Ce que dit la loi française sur l’argent «de» Belkecir, Bouchouareb et Saïdani
Par Nabil D. – La loi française relative à l’affectation des recettes provenant de la confiscation des biens détenus par des personnes étrangères politiquement exposées, reconnues coupables d’infractions en matière de probité, donne pleine latitude au gouvernement français d’en faire l’usage qu’elle veut. Une loi qui compromet la possibilité, pour l’Algérie, de récupérer les sommes détournées dont le président Tebboune a promis le rapatriement. Une action qui semble quasi impossible.
Dans ladite loi française, il est stipulé, en effet, que les sommes recouvrées et le produit de la vente des biens confisqués aux personnes étrangères coupables de délits de recel ou de blanchiment du produit de biens ou de revenus provenant d’un crime ou d’un délit commis, dans l’exercice ou à l’occasion de l’exercice de leurs fonctions, au préjudice d’un Etat étranger, «sont affectées à l’amélioration des conditions de vie des populations et au renforcement de l’Etat de droit ainsi qu’à la lutte contre la corruption dans le ou les pays où les infractions susvisées ont eu lieu». Par cet article, la France laisse entendre qu’elle pourrait destiner cet argent à l’opposition, en appuyant cette «procédure d’affectation des fonds» sur «les principes de transparence, de redevabilité, d’efficacité, de solidarité et d’intégrité».
En cas d’impossibilité «absolue» d’affecter les fonds dans les conditions prévues par la loi en question, ces derniers sont versés au «budget général de l’Etat français». Autrement dit, la France s’octroie le droit d’accaparer les capitaux transférés illégalement d’Algérie. Or, c’est principalement en France que se trouve le plus gros des sommes détournées, notamment par l’ancien commandant de la Gendarmerie nationale, objet d’un mandat d’arrêt international pour corruption, l’ancien ministre de l’Industrie, Abdeslam Bouchouareb, et l’ex-président de l’Assemblée populaire nationale (APN, Parlement) et ex-patron du parti FLN, actuellement réfugié au Maroc, Amar Saïdani, entre autres.
Selon le texte français en vigueur depuis 2019, trois caractéristiques principales la distinguent des autres formes de corruption : l’importance des transactions et des sommes en cause ; la grande mobilité de ces flux financiers et la capacité de les dissimuler à l’étranger grâce à une ingéniosité juridique et financière ; les lourdes conséquences économiques et sociales pour les pays d’origine.

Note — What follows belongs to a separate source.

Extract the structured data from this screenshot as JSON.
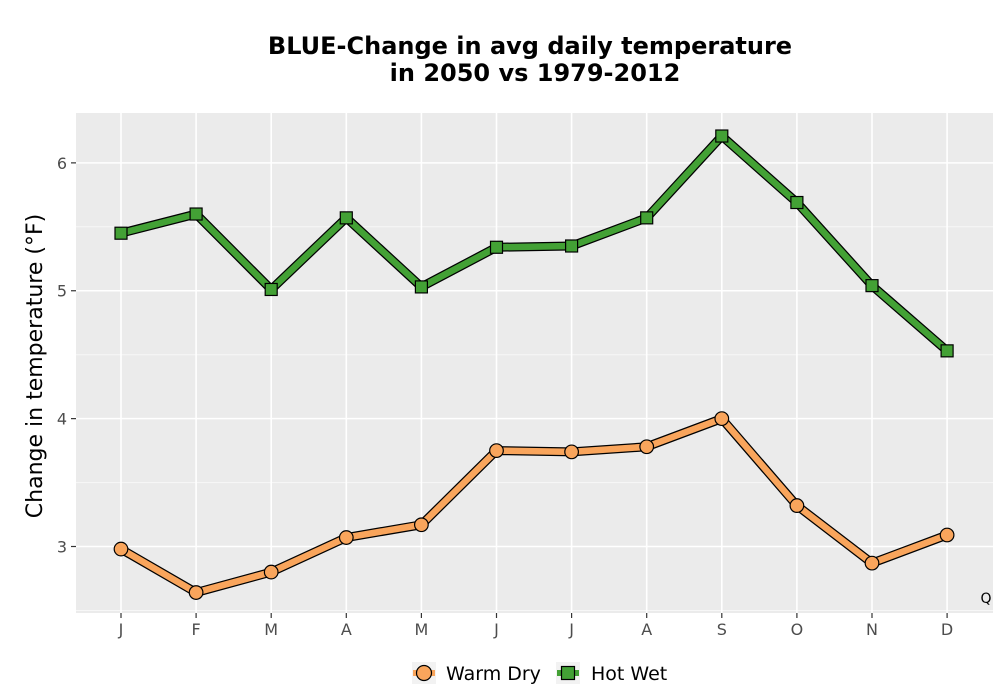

«A l’instar d’autres pays développés, la France héberge une partie de ces flux financiers illicites. La législation actuelle prévoit bien des sanctions patrimoniales et des mécanismes de recouvrement afin d’appréhender les produits de la corruption transnationale», précise le Sénat français, qui explique qu’une agence de gestion et de recouvrement des avoirs saisis et confisqués (AGRASC), créée en 2010, assure la gestion des biens saisis et procède à leur aliénation en vue d’en transférer le produit.
Si la loi prévoit quatre destinations en France, même pour les fonds provenant des avoirs confisqués, il existe des règles de partage au profit de l’Etat étranger ayant ordonné la confiscation, mais le partage n’est pas automatique, le législateur français ayant estimé que «la confiscation des produits de la corruption transnationale se trouvant en France emporte le plus souvent le transfert de leur propriété à l’Etat français et rien ne permet de garantir l’affectation des avoirs illicites confisqués au profit des pays et des populations qui en ont été privés», il a mis en place, par le biais de la loi de 2019, «un fonds dédié afin d’organiser l’affectation des avoirs, avec le double objectif de garantir que les avoirs illicites recouvrés en France contribuent au développement des pays qui en ont été privés».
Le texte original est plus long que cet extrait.